# Trailer Wiring Question For Chevy/gmc 2500 Hd



## GoVols

I could use the help of some 2500HD Duramax owners. My new 07 Classic 2500HD did not come with the OEM HD Trailering package. In a good sense, that made ordering a Putnam hitch for it very easy, but the wiring is giving me some pause.

I kept my Prodigy and the GM wiring harness from my '06 1500, and plugging that in won't be a problem. I have already bought a pigtail/vehicle-end 7 pin receptacle to plug in the back too. What I'm confused about is what needs to happen in the fuse block under the hood. The fuse block is different for the two-battery diesels than my 1500. I would assume I need to put a ___? amp fuse in the STUD #1 location, and there already is a 30A fuse in STUD #2. I want to be sure I have a working charge line back to the 7 pin connector as well as power to the trailer brakes.

What, if anything, needs to go in STUD #1, STUD #2? Is there a wire or jumper I need to connect and/or run for the 12V charge line?


----------



## California Jim

Here's what happened on my 07 Burb which may be similar if not exact.

You are right in that the positions labeled "Stud #1" and "Stud #2" are the two circuits that need to be energized.

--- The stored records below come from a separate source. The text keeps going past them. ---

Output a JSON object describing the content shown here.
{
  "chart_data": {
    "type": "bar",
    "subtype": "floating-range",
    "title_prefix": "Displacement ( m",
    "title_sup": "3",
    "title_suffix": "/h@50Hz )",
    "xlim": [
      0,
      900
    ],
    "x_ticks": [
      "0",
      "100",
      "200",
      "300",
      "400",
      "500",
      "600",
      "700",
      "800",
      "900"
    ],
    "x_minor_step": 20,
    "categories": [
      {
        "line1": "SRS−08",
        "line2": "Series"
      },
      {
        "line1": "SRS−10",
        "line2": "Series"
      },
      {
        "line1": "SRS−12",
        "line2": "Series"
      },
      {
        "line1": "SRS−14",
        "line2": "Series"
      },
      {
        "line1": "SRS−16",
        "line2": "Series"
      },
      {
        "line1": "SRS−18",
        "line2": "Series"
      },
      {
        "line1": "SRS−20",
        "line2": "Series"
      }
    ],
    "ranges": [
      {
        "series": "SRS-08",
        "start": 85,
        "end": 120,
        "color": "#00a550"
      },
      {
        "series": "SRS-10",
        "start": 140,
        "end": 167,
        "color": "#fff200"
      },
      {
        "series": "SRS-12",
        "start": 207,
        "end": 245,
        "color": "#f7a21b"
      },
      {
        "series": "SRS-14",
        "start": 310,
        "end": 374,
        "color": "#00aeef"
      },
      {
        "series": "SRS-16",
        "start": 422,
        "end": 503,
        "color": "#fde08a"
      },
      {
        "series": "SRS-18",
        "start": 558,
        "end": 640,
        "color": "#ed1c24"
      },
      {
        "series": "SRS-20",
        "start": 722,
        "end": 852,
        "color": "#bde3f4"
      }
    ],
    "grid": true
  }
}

There should be a 40amp fuse in #1 and a 30 in #2. Check your fuse list to confirm this as I may recall this backwards.

Then you still need to connect the circuit wires to the under-hood fuse box. One wire is about 12" below the master cylinder and the other is hiding on the driver's fender well behind the fuse box. Both wires are coiled and taped to the wiring harness. You will know how to connect the wires to the proper stud buy the size hole in the connector blade at each wire end. One is larger than the other to fit on the larger stud.

For more info about this click HERE for my experience with this.

Good Luck


----------



## GoVols

California Jim said:


> Both wires are coiled and taped to the wiring harness.


Those wires run back to the back end with the trailer wiring bundle already there?


----------



## California Jim

Believe it or not, this is how my Burb "with" the tow package came from GM.







Yes, at least one of them (electric brake voltage) runs to the back 7 pin plug. I believe the other is the charging circuit and also runs to the 7pin.


----------



## map guy

These two GM publications should get you going..... A wealth of information is available on this website if you understand technical documents

Classic K PDF 1 See page SP-26.

2003 & Beyond Classic Electrical PDF See page A-20

Web site front door:
GM Upfitter Website 

Map Guy


----------



## GoVols

Thanks Jim and Map Guy. I pulled the case up on the engine compartment fuse block enough to see that wires, both red, were terminated on the #1 and #2 studs already. Looks like they are already in place.







Only Stud #1 is missing a maxi-fuse. This seems to correspond to the information Map Guy pointed me to on the GM Upfitter website (missing the Stud #1 maxi fuse and having a 30A in place at Stud #2).

I'll work on installing the controller and the 7 pin receptacle this weekend. I ordered a pigtail/receptacle from etrailer.com, so I hope it will just plug right into the terminated and capped wires at the back of the truck.

JT


----------



## NJMikeC

You have the '07 Classic. Doesn't it have the old style normal plug which is underneath the dash board? They made this change because of the integrated brake controller which is on the "new 07's and not the Classics.

Mike C


----------